Madrid trees kill again this summer

Authorities in the Spanish capital have decided to chop down trees that could be rotten after a second resident died when a branch fell on him this summer, one of 20 incidents that have left several people injured and caused damage to public property.

A visit to Madrid wouldn’t be complete without taking a walk through El Retiro, a beautiful park in the heart of the city.

But an activity as carefree as this is now being overshadowed by the death of two locals who happened to be in the wrong place at the wrong time when rotten tree branches fell on them.

The first victim was a 38-year-old father of two who was playing with his children in El Retiro in late June when the accident happened.

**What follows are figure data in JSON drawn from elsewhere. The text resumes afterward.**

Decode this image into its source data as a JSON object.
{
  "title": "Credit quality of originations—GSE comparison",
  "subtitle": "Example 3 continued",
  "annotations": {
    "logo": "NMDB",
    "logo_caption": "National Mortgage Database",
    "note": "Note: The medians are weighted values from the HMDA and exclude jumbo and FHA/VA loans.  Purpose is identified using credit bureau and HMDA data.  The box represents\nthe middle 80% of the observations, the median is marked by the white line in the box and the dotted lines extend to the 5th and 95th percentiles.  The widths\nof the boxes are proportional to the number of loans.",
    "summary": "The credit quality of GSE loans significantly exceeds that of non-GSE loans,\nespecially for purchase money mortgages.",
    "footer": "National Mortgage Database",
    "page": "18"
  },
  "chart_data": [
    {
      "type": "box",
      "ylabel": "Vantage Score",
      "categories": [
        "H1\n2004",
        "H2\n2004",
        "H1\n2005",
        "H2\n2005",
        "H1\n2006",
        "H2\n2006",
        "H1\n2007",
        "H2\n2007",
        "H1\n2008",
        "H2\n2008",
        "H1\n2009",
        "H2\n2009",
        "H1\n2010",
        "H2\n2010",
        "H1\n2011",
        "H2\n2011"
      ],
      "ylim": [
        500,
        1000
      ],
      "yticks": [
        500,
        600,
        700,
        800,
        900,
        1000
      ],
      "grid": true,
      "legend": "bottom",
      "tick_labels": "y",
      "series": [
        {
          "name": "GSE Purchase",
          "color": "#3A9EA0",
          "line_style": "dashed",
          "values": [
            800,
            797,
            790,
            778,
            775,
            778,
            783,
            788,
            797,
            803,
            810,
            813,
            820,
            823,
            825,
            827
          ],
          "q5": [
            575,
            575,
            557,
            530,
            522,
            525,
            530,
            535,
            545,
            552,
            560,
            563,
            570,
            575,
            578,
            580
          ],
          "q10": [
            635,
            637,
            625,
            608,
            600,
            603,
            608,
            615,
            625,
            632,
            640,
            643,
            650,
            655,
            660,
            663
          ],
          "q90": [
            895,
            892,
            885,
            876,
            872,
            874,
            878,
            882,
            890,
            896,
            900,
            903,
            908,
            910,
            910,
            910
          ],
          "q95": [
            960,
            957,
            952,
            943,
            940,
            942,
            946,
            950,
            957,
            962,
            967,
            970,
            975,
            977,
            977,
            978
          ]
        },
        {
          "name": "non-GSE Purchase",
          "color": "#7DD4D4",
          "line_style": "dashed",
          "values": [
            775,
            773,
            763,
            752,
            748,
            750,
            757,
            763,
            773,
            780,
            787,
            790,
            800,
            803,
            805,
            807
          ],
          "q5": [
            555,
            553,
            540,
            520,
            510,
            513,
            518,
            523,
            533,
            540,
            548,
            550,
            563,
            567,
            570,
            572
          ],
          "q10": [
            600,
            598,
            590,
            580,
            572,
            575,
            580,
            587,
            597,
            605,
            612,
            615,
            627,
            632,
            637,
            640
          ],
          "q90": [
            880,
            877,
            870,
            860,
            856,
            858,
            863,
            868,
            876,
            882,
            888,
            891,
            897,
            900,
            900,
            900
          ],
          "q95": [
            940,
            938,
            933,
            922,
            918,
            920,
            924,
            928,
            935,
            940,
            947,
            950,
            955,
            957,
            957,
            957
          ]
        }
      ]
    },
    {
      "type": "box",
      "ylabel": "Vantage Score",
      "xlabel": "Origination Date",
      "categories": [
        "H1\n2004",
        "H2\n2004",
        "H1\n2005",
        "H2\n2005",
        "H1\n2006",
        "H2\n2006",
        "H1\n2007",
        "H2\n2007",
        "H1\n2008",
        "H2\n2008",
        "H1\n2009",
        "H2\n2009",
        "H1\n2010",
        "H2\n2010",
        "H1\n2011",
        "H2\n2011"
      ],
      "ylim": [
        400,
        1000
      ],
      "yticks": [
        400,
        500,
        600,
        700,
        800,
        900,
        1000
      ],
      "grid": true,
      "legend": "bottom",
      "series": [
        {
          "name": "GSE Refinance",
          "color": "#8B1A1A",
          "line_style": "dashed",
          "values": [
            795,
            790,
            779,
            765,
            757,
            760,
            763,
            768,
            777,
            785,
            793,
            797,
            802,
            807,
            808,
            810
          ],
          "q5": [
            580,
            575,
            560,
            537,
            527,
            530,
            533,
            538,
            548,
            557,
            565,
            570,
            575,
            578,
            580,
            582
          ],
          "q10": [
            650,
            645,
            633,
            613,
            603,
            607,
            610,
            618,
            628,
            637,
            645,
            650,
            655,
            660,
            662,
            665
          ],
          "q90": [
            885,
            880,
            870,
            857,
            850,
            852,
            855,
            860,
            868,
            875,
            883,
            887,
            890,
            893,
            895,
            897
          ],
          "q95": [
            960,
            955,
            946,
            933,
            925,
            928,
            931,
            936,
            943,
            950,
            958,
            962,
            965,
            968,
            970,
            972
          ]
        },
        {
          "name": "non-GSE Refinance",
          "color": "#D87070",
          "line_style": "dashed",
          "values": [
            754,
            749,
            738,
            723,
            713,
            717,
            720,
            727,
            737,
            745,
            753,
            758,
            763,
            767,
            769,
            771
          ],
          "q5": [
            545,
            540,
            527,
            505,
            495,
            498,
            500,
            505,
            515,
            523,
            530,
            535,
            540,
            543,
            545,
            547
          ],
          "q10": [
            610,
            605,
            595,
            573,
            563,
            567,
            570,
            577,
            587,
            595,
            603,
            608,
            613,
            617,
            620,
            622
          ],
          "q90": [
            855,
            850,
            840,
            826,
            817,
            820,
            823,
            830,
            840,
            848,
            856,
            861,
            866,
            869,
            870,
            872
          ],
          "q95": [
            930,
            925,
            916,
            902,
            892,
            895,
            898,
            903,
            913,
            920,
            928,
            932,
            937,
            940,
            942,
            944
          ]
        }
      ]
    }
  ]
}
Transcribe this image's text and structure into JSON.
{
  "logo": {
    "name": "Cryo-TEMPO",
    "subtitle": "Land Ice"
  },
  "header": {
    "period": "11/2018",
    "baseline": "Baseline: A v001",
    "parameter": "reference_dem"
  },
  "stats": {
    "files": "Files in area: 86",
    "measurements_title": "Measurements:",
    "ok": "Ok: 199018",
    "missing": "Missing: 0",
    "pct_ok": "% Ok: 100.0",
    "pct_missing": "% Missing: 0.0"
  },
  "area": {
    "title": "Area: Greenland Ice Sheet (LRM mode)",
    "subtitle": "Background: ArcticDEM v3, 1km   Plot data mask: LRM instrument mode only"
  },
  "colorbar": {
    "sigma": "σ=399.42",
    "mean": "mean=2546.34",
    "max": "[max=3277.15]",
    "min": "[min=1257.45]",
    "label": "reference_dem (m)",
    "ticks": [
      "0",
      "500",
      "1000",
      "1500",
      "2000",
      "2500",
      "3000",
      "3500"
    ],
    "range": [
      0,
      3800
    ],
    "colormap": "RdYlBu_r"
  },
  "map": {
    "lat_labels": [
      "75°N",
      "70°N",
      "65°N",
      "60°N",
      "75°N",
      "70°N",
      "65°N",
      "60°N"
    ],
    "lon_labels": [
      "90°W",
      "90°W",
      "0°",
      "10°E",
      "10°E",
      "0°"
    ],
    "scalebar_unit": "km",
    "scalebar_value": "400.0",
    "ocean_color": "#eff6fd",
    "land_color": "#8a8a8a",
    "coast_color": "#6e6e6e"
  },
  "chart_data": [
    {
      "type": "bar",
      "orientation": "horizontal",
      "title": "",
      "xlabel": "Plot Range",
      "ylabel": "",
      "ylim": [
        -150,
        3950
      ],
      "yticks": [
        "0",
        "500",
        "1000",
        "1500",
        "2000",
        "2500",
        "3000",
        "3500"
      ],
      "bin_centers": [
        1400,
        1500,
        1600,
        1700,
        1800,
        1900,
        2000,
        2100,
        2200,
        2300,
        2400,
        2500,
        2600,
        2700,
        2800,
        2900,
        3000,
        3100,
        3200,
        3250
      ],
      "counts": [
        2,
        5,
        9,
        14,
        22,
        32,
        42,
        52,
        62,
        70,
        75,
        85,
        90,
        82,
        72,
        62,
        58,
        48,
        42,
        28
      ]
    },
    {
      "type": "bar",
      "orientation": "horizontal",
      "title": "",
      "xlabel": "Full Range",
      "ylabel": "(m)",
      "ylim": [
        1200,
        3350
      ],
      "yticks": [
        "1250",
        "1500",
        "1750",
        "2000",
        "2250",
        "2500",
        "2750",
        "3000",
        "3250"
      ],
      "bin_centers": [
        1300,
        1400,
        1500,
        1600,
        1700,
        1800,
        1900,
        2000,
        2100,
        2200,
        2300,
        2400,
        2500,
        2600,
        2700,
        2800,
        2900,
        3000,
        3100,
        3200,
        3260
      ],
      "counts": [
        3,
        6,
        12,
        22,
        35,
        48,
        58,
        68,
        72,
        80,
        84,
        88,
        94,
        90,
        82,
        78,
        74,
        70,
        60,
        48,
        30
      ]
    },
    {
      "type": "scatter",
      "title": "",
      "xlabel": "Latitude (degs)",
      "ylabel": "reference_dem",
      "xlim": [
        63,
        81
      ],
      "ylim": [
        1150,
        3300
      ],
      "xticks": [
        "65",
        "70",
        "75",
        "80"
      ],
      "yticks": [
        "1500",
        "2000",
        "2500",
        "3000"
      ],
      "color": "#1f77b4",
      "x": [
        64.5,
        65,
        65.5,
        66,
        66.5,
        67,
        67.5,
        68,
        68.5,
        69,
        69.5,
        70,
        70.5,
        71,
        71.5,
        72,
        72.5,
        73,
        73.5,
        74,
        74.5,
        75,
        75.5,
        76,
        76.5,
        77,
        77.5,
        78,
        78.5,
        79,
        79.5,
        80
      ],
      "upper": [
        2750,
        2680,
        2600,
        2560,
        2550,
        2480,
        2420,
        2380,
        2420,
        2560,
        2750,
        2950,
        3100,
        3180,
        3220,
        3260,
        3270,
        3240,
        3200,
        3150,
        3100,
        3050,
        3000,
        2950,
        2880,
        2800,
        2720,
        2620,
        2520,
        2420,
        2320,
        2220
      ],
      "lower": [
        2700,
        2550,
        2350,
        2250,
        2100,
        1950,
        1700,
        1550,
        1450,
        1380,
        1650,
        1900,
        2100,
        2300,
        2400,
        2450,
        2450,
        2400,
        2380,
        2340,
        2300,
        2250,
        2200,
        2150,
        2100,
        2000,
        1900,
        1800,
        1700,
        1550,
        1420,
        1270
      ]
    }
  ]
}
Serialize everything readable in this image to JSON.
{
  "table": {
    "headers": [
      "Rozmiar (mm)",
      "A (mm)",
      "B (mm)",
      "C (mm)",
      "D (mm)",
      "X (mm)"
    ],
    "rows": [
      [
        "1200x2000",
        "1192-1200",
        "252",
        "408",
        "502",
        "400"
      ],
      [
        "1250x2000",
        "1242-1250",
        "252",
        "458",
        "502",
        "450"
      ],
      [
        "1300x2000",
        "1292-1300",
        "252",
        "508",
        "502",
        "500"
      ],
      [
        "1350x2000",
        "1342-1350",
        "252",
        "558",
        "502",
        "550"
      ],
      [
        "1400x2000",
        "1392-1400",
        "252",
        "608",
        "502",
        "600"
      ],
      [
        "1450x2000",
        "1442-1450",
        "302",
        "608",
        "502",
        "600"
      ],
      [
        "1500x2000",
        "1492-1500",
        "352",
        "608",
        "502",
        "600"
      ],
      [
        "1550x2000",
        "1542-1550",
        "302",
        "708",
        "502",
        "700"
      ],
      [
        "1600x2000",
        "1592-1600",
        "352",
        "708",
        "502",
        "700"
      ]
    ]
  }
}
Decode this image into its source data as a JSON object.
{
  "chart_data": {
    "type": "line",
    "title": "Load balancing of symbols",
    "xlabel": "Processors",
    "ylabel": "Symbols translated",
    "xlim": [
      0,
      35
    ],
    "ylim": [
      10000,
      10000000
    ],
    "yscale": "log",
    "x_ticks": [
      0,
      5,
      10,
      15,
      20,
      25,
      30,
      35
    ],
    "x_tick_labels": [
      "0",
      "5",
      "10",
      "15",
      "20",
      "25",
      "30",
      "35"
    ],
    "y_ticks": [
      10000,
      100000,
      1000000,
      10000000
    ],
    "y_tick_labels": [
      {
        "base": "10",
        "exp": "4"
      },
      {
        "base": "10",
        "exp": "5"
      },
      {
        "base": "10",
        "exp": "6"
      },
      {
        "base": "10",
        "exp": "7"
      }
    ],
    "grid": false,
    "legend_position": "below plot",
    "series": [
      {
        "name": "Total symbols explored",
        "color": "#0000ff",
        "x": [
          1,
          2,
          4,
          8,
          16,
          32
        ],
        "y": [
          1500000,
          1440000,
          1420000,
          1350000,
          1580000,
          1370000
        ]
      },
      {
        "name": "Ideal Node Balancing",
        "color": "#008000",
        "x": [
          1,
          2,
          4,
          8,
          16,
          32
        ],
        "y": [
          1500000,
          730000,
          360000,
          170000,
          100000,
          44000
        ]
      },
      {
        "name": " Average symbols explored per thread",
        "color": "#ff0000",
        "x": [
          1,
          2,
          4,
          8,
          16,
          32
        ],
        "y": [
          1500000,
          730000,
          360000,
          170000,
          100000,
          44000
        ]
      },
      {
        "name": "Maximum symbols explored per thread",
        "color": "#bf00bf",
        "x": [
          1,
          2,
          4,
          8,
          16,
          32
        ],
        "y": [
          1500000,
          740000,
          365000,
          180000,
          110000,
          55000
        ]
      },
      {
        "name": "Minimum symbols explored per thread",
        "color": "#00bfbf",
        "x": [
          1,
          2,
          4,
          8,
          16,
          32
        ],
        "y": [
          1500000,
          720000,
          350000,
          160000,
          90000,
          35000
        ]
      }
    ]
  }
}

The second was a 72-year-old man who died on Monday in a different part of the city for the same reason.

In the two-and-a-half months between these deaths, there have been 20 other tree-related accidents that have injured Madrid residents in central city streets – including a seven-year-old girl, – and smashed cars, terraces and other property.

“For 40 to 50 years trees weren’t planted properly,” researcher Mariano Sánchez told Spanish national daily ABC.

“The problem affects not just El Retiro but the whole of Madrid and Spain. Carrying out studies to check if El Retiro’s 20,000 trees are rotten would be costly and complicated.”

Madrid’s right-wing mayor Ana Botella has been criticized by opposition groups such as the socialist PSOE party for slashing public spending on street and park maintenance.

Monday’s death has prompted her to act and send a team of specialists and foresters to chop down ‘suspicious’ trees in Madrid’s emblematic park.